O relacionamento social de Manezinho foi tornando-se seleto a ponto de participar de festas e eventos promovidos pela alta sociedade em ambiente de requinte e sofisticação. Que estaria alçando o pobre interiorano àquele patamar? – era a pergunta recorrente.
Dentre as novas e destacadas amizades adquiridas, figurava um grande empresário do ramo automobilístico, com empresas espalhadas por várias cidades, figura vultosa no meio social. Vez e outra era visto junto com o figurão, sempre acompanhados de belas mulheres. Embora não ser novidade na urbe, que o distinguido empresário era homossexual não assumido.

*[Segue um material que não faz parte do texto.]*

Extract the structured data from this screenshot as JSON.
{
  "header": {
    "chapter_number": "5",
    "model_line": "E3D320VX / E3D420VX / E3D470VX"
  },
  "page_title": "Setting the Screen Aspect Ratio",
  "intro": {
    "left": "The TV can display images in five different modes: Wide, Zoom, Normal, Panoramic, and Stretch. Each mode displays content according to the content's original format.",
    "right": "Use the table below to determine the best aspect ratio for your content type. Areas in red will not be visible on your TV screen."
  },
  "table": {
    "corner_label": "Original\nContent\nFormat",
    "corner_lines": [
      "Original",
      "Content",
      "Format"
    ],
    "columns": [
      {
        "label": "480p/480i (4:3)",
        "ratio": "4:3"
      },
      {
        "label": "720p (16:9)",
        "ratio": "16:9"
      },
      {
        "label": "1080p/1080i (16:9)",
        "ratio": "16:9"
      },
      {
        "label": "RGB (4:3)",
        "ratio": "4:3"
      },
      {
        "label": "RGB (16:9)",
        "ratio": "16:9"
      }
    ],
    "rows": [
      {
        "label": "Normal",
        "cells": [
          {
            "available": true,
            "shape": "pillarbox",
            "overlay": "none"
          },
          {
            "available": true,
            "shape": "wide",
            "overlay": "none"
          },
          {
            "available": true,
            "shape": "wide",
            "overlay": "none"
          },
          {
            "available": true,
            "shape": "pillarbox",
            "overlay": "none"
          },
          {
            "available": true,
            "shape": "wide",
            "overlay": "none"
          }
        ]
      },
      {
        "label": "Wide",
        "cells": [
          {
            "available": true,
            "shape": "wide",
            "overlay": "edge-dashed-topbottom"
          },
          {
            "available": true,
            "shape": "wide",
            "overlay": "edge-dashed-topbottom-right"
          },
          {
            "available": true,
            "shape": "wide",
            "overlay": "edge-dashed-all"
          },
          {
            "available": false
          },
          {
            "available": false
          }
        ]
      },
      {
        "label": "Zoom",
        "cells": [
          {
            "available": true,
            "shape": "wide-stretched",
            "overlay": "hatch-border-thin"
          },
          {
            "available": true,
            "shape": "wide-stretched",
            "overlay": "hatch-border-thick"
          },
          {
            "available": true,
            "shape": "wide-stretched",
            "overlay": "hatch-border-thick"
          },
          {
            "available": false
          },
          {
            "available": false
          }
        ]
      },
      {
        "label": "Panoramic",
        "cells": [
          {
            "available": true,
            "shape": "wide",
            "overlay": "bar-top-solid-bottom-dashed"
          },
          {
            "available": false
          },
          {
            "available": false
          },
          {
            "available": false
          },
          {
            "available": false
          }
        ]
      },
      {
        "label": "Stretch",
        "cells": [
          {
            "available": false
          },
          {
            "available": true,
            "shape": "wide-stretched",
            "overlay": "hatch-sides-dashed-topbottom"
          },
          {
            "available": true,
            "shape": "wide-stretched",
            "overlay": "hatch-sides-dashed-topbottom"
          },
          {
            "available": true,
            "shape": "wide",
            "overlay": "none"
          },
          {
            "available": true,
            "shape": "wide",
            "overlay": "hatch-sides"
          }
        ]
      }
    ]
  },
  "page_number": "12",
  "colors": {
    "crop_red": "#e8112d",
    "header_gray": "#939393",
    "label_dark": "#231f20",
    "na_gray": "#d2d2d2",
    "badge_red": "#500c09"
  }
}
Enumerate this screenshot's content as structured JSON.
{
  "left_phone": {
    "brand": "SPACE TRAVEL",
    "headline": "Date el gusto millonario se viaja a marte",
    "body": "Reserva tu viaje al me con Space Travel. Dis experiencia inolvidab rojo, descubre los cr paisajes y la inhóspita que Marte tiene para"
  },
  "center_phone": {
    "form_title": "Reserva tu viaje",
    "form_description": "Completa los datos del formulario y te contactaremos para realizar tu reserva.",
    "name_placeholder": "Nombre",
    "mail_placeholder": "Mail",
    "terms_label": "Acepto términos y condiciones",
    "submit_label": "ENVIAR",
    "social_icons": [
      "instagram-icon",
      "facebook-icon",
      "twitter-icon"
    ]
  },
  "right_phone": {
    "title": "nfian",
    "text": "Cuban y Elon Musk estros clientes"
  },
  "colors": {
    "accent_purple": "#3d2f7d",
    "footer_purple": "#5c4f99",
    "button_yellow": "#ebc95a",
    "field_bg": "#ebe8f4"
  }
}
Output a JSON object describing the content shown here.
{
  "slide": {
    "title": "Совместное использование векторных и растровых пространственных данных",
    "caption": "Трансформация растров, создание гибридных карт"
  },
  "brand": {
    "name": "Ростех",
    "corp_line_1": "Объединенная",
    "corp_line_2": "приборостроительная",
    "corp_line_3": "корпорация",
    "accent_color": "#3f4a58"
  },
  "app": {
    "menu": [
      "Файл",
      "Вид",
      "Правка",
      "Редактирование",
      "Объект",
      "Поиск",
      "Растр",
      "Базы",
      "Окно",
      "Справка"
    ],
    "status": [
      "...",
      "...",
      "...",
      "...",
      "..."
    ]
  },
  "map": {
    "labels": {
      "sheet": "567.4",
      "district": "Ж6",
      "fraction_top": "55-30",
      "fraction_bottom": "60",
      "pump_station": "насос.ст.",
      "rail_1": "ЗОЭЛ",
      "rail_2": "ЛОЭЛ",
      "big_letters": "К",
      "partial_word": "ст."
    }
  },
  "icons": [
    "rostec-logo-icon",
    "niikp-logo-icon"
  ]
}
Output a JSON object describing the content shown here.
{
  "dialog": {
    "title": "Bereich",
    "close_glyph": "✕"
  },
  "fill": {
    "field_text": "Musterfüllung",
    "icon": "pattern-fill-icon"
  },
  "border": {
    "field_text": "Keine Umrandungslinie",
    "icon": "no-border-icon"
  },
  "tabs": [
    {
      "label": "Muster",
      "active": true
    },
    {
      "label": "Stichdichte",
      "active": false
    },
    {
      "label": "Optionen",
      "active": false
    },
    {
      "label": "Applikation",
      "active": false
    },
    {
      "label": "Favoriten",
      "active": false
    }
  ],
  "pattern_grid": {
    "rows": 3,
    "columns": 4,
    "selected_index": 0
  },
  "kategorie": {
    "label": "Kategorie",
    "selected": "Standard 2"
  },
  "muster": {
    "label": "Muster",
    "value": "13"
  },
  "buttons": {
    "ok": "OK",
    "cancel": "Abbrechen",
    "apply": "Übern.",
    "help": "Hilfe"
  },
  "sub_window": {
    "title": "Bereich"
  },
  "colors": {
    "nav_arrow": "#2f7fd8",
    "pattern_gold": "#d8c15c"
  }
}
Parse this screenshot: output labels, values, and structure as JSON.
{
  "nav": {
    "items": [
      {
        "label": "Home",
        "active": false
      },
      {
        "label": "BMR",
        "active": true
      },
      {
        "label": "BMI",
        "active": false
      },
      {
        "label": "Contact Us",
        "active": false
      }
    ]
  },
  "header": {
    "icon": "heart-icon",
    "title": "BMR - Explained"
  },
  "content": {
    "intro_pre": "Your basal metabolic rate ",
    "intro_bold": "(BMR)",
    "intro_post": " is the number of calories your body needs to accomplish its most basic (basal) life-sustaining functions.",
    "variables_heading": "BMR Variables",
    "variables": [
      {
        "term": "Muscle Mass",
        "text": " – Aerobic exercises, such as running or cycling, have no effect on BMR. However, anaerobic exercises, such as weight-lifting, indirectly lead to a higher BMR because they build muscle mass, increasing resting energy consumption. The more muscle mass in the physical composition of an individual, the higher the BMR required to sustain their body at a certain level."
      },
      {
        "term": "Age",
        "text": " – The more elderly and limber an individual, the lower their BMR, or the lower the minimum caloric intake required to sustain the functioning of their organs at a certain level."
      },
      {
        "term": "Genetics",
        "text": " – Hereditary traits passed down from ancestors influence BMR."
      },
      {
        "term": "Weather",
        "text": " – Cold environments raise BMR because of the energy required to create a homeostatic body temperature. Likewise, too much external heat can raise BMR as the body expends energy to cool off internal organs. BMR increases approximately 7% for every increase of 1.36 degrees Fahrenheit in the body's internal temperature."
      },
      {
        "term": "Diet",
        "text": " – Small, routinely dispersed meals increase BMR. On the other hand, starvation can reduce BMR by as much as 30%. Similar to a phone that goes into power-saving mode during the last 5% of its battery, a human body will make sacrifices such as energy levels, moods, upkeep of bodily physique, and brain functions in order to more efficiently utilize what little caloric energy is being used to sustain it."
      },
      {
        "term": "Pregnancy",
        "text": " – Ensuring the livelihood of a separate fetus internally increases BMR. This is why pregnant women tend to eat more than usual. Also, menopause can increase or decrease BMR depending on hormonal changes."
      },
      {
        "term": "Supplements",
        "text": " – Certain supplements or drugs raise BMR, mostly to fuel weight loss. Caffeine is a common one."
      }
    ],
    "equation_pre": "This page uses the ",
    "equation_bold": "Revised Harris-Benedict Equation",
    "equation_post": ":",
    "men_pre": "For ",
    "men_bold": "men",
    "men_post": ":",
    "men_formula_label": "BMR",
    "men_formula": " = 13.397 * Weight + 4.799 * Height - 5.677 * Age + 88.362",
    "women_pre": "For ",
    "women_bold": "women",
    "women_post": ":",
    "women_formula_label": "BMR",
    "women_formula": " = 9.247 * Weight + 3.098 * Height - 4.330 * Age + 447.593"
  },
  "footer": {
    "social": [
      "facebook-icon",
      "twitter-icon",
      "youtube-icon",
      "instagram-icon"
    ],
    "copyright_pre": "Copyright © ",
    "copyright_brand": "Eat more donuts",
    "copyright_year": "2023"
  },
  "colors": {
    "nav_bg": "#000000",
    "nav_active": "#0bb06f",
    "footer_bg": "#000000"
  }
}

Roupas de marca, joias e relógios caríssimos, passaram a ser objetos de uso rotineiro do novo “bon vivant”, que tocava a sorte numa boa.
A inusitada transformação era observada pela corriola, que não poupava as insinuações tesouradas pelas más línguas.
Em certo bate papo descontraído no terraço do velho prédio, um dos gaiatos da turma saiu-se com essa: Manezinho, cara..., toma cuidado..., esse figurão boiola é gilete..., no dia que ele entender de virar o disco, tu vai ver alma de bigode. – Dizem até que ele em transe é violento e não relaxa um trezoitão, e que nessas horas ele passa de gata mansa para onça furiosa. -Desatara-se um coro de gargalhadas. Manezinho mandou Bira ir tomar onde as patas tomam..., e vermelhinho foi logo se retirando. Não era de se exasperar com ninguém. Pessoa de comportamento sereno, prestativo e bastante cordial, daí gozar de bom conceito com a turma.
Passado o tempo, alguém um dia deu por sua falta, que segundo o companheiro de quarto, Mané teria saído no sábado pela manhã e já era quarta-feira à tarde sem ter retornado. Até do seu serviço já haviam ligado à sua procura. Fato nunca acontecido antes, deixando os colegas mais apreensivos. - Meu Deus por onde se meteu Mané, perguntavam. Pensaram em contatar com sua família lá nos cafundó do Judas. Outros imaginaram comunicar seu desaparecimento a policia. Em acordo alguém disse: vamos esperar até amanhã, se até às dez horas ele não chegar, cairemos em campo.
Enquanto uns folheavam apontamentos escolares, outros na sala assistiam televisão.
Por volta das duas horas da madrugada a sirene corta o silencio lá embaixo, no térreo. Alguém vai atender, e mistura surpresa com alivio: era o danado que retornava ao convívio encharcado de suor, desmilinguido e arrupiado qual gato em final de vadiagem. Os que se encontravam acordados cercaram o fujão para saber o que tinha ocorrido. Taciturno, Manezinho calmo como sempre, responde: Porque vocês estão assim assustados desse jeito? – Ora cara, tu some no sábado, sem avisar nada a ninguém... Todo mundo te procurando... A gente só imaginava em coisa ruim.
– Sê tolo, cara, eu tinha viajado a serviço e não deu tempo avisar..., Tô vindo aqui pra pegar outra roupa e avisar que já to me mandando de viagem, de novo.
Entrou no seu quarto apanhou rápido alguns pertences, despediu-se da turma dizendo ausentar-se por pelo menos três dias. Ficaram intrigados com aquilo tudo, mas deixaram pra lá e quem não voltou a sua ocupação inicial, foi direto pra cama.